The Jazz Messengers was a major incubator for young talent. A list of the band's alumni is a who's who of straight-ahead jazz from the '50s on - Lee Morgan, Wayne Shorter, Freddie Hubbard, Johnny Griffin, Jackie McLean, Donald Byrd, Bobby Timmons, Cedar Walton, Benny Golson, Joanne Brackeen, Billy Harper, Valery Ponomarev, Bill Pierce, Branford Marsalis, James Williams, and Chuck Mangione, to name only a few. In the '80s, precocious graduates of Blakey's School for Swing would continue to number among the movers and shakers in jazz, foremost among them trumpeter Wynton Marsalis, who became the most visible symbol of the '80s jazz mainstream; through him, Blakey's swingin' ideals came to dominate the public's perception of the music. At the time of Blakey's death in 1990, the Messenger aesthetic dominated jazz, and Blakey himself had arguably become the most influential jazz musician of the past 20 years.
Monday, March 8, 2010
Jazz for Curious ReadersTerry Teachout
7:00 - 8:30pm
Location: NJMH Visitors Center
(104 E. 126th Street, Suite 2C)
FREE | For more information: 212-348-8300
Terry Teachout is a critic, biographer, blogger, and drama critic of The Wall Street Journal, the music critic of Commentary, and the author of Sightings, a column about the arts in America that appears biweekly in the Saturday Wall Street Journal.
And most significantly for tonight, Mr. Teachout is the author of the acclaimed new biography of the Father of Jazz: Pops: A Life of Louis Armstrong.
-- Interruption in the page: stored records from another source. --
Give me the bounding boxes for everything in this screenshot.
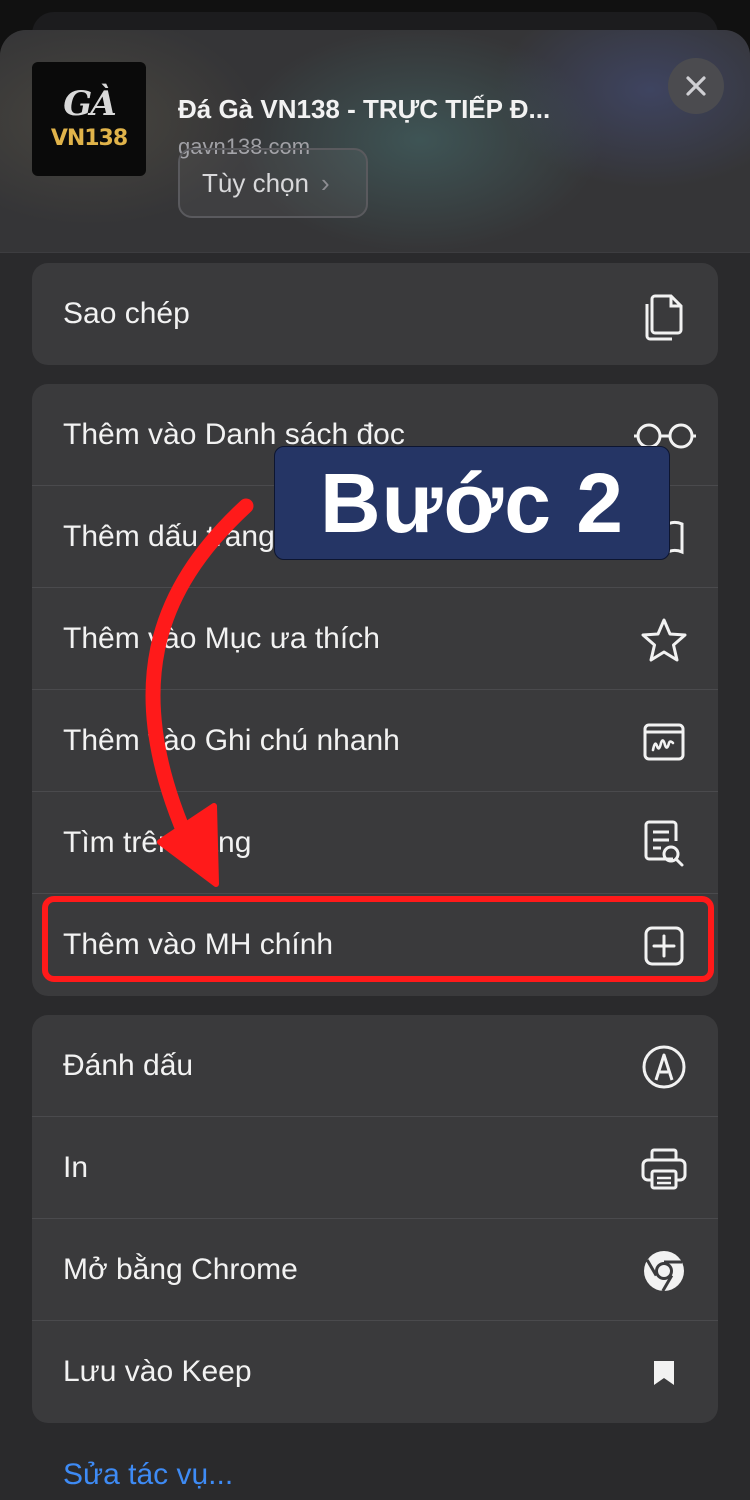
quick-note-icon [640, 718, 688, 766]
action-group-other: Đánh dấu In Mở bằng Chrome Lưu vào Keep [32, 1015, 718, 1423]
star-icon [640, 616, 688, 664]
find-on-page-icon [640, 820, 688, 868]
action-add-favorites[interactable]: Thêm vào Mục ưa thích [32, 588, 718, 690]
action-label: Thêm dấu trang [63, 520, 275, 553]
action-quick-note[interactable]: Thêm vào Ghi chú nhanh [32, 690, 718, 792]
action-label: Lưu vào Keep [63, 1355, 252, 1388]
close-icon [686, 76, 706, 96]
action-label: In [63, 1151, 89, 1184]
action-label: Sao chép [63, 297, 190, 330]
site-logo: GÀ VN138 [32, 62, 146, 176]
printer-icon [640, 1145, 688, 1193]
action-copy[interactable]: Sao chép [32, 263, 718, 365]
action-group-copy: Sao chép [32, 263, 718, 365]
markup-icon [640, 1043, 688, 1091]
action-label: Mở bằng Chrome [63, 1253, 298, 1286]
chevron-right-icon: › [320, 167, 330, 198]
logo-text-bottom: VN138 [50, 126, 128, 151]
action-label: Thêm vào Mục ưa thích [63, 622, 380, 655]
action-save-to-keep[interactable]: Lưu vào Keep [32, 1321, 718, 1423]
share-sheet-header: GÀ VN138 Đá Gà VN138 - TRỰC TIẾP Đ... ga… [0, 30, 750, 253]
logo-text-top: GÀ [63, 84, 116, 124]
step-badge: Bước 2 [274, 446, 670, 560]
bookmark-icon [640, 1349, 688, 1397]
options-button[interactable]: Tùy chọn › [178, 148, 368, 218]
action-markup[interactable]: Đánh dấu [32, 1015, 718, 1117]
action-find-on-page[interactable]: Tìm trên trang [32, 792, 718, 894]
highlight-box [42, 896, 714, 982]
page-title: Đá Gà VN138 - TRỰC TIẾP Đ... [178, 94, 551, 124]
action-open-in-chrome[interactable]: Mở bằng Chrome [32, 1219, 718, 1321]
edit-actions-link[interactable]: Sửa tác vụ... [63, 1458, 233, 1492]
copy-icon [640, 291, 688, 341]
action-label: Thêm vào Ghi chú nhanh [63, 724, 400, 757]
action-label: Đánh dấu [63, 1049, 194, 1082]
chrome-icon [640, 1247, 688, 1295]
options-button-label: Tùy chọn [202, 167, 309, 198]
action-label: Tìm trên trang [63, 826, 252, 859]
close-button[interactable] [668, 58, 724, 114]
action-print[interactable]: In [32, 1117, 718, 1219]
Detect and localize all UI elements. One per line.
He blogs at About Last Night along with Chicago-based critic Laura Demanski (who writes under the name "Our Girl in Chicago"), contributes a weekly book-review column and a monthly videoblog to Contentions, the Commentary blog, and has written about the arts for many other magazines and newspapers, including the New York Times and National Review.
Teachout grew up in Sikeston, Missouri. He attended St. John's College in Annapolis, Maryland; William Jewell College in Liberty, Missouri, where he received his B.S. in music journalism; and the University of Illinois at Urbana-Champaign. He lived in Kansas City from 1975 to 1983, working as a jazz bassist and a music critic for the Kansas City Star. He moved to New York City in 1985, working as an editor at Harper's Magazine (1985-87) and an editorial writer for the New York Daily News (1987-93) and as the News' classical music and dance critic (1993-2000). In 2004 he was appointed by President Bush to the National Council on the Arts, the advisory and review panel of the National Endowment for the Arts.